Now trading at about 8X earnings. Their recent European acquisition looks really good, accretive to earnings on the transmission components side. Very well-run company with a really, really strong balance sheet. They have a nice market share and do have longer-term “model year contracts”. Things might be difficult if the market is bad or the economy goes into a small recession, but with 5-6 year “model year contracts” and a great balance sheet, it is not going to be a big problem long-term. A pretty good investment opportunity right now.

WATCH

You would think that given the buoyant auto sales and this company’s global reach, this would be a good time for the company. It hasn’t turned out that way. He keeps looking at this. On a macro call it should be good with Europe coming back.
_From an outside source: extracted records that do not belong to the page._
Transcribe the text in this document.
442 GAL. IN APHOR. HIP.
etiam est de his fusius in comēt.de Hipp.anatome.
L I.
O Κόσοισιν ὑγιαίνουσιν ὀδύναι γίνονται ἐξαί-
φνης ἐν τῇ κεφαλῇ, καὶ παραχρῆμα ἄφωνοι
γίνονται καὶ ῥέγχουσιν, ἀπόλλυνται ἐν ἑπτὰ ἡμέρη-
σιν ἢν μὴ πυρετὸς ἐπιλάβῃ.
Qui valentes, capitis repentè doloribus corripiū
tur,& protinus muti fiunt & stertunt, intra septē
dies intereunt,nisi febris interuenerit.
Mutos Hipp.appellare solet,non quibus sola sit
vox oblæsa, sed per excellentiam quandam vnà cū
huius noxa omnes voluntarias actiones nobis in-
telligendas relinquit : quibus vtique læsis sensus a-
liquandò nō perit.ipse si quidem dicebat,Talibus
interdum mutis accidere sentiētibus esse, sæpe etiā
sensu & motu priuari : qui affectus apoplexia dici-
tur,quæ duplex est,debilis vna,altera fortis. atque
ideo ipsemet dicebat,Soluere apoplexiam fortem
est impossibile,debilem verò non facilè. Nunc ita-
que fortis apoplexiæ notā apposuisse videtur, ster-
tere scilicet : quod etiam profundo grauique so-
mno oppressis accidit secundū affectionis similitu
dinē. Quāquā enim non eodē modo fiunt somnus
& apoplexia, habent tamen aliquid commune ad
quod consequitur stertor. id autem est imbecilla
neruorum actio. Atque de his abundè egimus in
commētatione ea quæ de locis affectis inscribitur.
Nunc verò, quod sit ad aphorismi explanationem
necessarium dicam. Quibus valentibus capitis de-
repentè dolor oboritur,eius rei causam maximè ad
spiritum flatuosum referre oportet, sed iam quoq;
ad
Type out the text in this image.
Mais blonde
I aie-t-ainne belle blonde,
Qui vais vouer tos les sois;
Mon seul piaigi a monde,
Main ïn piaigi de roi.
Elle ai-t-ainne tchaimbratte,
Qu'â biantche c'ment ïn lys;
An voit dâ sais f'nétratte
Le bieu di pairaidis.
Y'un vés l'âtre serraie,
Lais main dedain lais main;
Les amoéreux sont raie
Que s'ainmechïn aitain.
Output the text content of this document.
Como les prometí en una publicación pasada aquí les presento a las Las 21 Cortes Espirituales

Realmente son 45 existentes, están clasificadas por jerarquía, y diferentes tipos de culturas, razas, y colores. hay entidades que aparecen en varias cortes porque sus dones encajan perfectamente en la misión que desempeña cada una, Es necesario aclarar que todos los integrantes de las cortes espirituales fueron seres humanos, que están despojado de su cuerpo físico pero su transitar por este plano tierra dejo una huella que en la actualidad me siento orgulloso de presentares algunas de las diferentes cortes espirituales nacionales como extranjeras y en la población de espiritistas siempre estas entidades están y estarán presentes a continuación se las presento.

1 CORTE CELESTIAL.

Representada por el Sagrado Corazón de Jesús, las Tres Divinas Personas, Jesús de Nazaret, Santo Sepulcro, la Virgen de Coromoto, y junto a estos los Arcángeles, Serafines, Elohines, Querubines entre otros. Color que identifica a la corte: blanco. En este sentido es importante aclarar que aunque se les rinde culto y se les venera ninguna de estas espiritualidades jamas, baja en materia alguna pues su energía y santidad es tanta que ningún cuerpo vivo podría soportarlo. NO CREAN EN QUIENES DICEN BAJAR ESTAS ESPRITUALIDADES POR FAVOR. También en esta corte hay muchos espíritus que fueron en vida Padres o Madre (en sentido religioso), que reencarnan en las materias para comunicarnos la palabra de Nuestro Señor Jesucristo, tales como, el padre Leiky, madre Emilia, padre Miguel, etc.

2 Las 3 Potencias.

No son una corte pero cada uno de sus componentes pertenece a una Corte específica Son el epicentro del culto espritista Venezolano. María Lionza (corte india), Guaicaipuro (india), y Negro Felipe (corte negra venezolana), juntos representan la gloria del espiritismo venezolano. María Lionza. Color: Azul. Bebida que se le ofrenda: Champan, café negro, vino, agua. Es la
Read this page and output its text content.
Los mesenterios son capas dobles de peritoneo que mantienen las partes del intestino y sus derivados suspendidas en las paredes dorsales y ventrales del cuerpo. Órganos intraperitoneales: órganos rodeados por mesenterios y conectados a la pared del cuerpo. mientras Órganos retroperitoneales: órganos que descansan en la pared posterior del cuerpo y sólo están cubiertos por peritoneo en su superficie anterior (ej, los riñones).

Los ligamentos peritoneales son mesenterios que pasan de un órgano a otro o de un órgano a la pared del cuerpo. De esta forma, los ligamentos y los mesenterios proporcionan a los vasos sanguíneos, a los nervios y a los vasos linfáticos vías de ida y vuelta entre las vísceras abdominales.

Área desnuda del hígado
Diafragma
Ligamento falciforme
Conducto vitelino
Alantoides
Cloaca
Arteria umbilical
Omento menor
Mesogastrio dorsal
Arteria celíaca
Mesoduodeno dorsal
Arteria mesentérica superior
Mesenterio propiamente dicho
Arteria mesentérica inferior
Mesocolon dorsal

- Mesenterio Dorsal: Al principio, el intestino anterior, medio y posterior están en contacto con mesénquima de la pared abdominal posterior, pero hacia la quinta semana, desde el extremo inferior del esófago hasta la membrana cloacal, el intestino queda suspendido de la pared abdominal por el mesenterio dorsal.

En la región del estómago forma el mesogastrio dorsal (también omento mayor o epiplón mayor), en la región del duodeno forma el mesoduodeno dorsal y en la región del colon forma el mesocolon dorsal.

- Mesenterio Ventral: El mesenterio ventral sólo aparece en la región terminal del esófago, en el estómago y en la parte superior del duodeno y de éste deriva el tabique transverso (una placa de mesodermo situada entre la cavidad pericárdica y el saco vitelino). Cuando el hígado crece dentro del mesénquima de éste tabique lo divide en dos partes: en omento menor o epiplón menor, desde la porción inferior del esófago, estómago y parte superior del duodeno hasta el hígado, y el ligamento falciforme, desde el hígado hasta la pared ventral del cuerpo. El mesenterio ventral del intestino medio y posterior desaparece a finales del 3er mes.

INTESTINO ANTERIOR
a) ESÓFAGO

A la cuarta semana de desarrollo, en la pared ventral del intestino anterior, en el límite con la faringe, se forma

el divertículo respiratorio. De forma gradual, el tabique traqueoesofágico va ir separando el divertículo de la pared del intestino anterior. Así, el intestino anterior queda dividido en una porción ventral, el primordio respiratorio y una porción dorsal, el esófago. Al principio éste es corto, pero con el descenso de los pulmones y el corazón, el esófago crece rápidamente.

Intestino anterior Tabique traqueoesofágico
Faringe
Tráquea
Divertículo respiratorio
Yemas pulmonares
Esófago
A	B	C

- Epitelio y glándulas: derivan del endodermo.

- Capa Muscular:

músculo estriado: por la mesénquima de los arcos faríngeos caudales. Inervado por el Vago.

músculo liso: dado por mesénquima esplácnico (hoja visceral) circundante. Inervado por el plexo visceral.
It is certainly a quality company, and if car sales are going to continue, this is a good one to keep a watch on.

WAIT

Thinks they give their guidance next week, so wait before doing anything. OEMs were down about 7% last year, and is now even worse. Seeing a little bit of a top in auto parts. Valuations are still okay, but not as cheap as they have been. You want to get out in front of the auto sales, which is what is happening right now. All the stocks have broken through their 200-50 day moving averages, signalling there is something else going on.

HOLD

You would think that with growth in the sector and the aged cars in North America, you would be okay. They hit a 52 week low this morning. He sold recently and switched to MRE-T. He would hold if you still own MG-T.

HOLD

Don’t sell in here, although don’t add to it. It is still a cheap stock and they are still getting better penetration. They are positioned as well as anyone in North America or Europe.

COMMENT

Seems to be suffering from the whole industrial malaise that is hitting lots of stock. Had a downdraft after their quarter came out which is very telling. When they released their 3rd quarter earnings, they basically set the bar lower. To get to where analysts had previously expected the auto sector, it was a pretty big stretch. A lot of positive things needed to happen. Auto stocks have not done well. Thinks it is just general fear of an industrial slowdown coming out of the fear of a general economic slowdown. If you are going to play a recovery, there are better places to go.

HOLD

The whole auto sector has not been performing well. This has a big European operation with its big customer being Volkswagen. As a long-term investor, it is a fabulous company, run really, really well.

COMMENT

Thinks auto stocks will be okay with the interest rate impact. This is a well positioned company. As long as the cycle doesn’t get really bad, this should be a pretty good investment.